1970 Topps #158 - Jerry McNertney
Sure, my favorite team is and always will be the White Sox. I can't foresee anything changing that. However, that doesn't mean that I'm not a fan of other teams or baseball in general. I can pick something out for every team that I like. It might be a player or a card or a feat. Well, you get the idea.
I'm a sucker for the oddities of baseball. Perhaps the oddest team in recent memory would be the Seattle Pilots, which are now the Milwaukee Brewers.
When I was absorbing information like a sponge as a kid, I was drawn to the Pilots, after receiving a 1970 card of a player in some baseball repack set that I chose from some rewards program. It was a huge catalog of items that I had access to by working for the Penny Saver newspaper.
I wondered if the Mariners were known as a different name. That quickly was discovered to be false. I learned that after one season, the Pilots were relocated to Milwaukee. I always wondered how that was possible in the twentieth century. I understood why teams started up, folded and moved in the nineteenth century, but I couldn't fathom why one would do that less than a decade before I was born.

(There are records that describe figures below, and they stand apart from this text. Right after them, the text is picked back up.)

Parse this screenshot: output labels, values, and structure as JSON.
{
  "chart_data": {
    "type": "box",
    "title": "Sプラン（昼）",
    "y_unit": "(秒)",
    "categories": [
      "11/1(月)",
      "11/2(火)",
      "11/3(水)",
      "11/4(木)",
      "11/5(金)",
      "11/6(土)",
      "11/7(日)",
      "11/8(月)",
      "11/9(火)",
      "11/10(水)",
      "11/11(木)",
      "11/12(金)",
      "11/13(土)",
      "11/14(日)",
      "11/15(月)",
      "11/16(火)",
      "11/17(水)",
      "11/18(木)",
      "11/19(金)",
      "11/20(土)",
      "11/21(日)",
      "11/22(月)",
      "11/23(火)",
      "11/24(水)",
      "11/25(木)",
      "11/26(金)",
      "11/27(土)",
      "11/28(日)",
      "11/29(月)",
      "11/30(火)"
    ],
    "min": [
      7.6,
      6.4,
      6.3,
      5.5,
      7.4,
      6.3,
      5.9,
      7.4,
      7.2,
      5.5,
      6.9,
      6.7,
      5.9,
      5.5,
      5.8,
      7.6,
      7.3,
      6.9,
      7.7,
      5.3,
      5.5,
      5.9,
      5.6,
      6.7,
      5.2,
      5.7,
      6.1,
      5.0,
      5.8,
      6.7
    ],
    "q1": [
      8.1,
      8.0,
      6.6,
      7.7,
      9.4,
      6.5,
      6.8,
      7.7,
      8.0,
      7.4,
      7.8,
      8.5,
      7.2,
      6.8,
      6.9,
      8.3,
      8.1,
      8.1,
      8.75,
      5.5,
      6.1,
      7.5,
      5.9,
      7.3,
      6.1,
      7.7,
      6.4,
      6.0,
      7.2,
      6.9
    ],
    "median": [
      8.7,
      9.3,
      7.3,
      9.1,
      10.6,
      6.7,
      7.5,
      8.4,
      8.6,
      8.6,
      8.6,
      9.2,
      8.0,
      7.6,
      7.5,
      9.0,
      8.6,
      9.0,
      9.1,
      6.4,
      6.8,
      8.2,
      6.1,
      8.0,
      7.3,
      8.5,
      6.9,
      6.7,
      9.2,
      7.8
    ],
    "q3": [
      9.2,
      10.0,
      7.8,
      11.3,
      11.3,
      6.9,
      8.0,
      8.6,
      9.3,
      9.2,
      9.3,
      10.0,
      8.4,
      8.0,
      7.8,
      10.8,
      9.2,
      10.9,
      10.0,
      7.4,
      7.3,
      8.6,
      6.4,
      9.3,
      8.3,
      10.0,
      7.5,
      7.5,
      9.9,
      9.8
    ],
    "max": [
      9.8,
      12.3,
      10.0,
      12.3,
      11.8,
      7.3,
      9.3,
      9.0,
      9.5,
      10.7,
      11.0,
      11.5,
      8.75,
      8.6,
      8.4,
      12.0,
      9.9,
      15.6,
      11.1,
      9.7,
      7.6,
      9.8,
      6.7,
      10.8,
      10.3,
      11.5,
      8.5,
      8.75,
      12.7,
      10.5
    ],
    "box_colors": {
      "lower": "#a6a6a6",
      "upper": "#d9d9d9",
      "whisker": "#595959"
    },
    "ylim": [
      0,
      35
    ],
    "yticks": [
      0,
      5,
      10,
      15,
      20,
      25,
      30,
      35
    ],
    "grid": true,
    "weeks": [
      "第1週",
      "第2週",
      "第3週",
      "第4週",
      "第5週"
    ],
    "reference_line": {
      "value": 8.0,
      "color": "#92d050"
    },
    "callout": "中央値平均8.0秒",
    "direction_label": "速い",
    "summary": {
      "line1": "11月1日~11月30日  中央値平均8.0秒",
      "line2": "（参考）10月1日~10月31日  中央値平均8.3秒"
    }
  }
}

I have a handful of Pilots cards, but I do not own this one. It is my favorite Pilots card, not because the player is an ex-White Sox player, but because of the composition of the photograph. It almost looks like someone caught Jerry in a compromising position. It seems to be a unique perspective, behind a batting cage and what looks to be a manager or a coach.
I do remember seeing this as a kid, possibly in the card shop called Family Coins, where they had binders of each set. It may have been priced a little higher because of the White Sox connection, which would explain why I did not get it. The oldest card I could afford was a 1974 Topps Luis Aparicio from that shop.

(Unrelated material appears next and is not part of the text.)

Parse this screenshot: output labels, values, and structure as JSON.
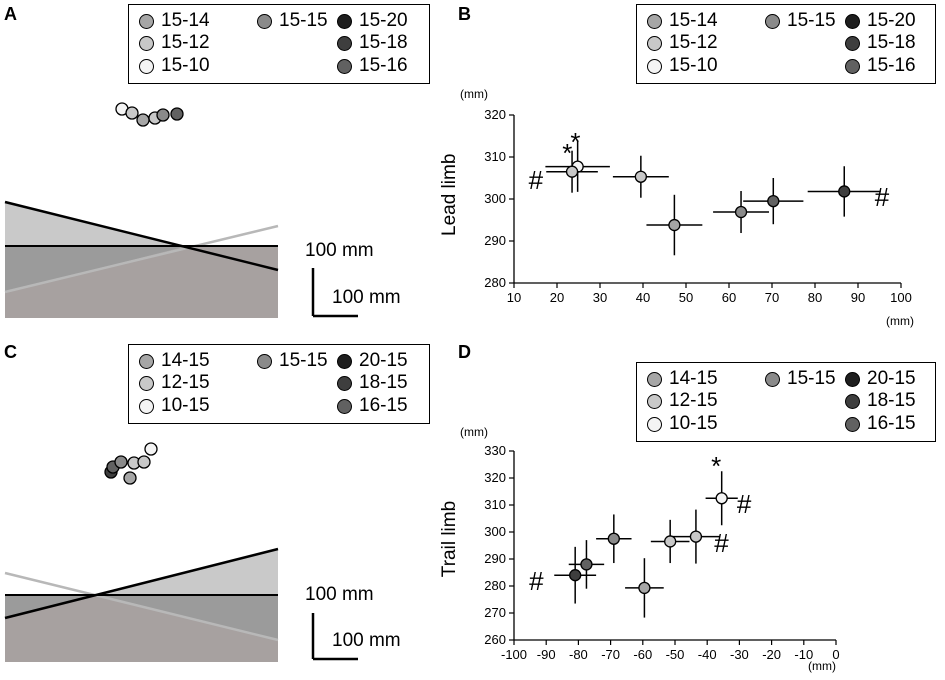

I can still remember being captured by the image on this card. It's still with me after all these years and it's what immediately comes to mind when I think of the Seattle Pilots.
2 comments:
I think you need to read BALL FOUR by Jim Bouton
I did read BALL FOUR in the nineties, well after my initial fascination with the Pilots and exploits as a paperboy. :)
I need to re-read that this year, though.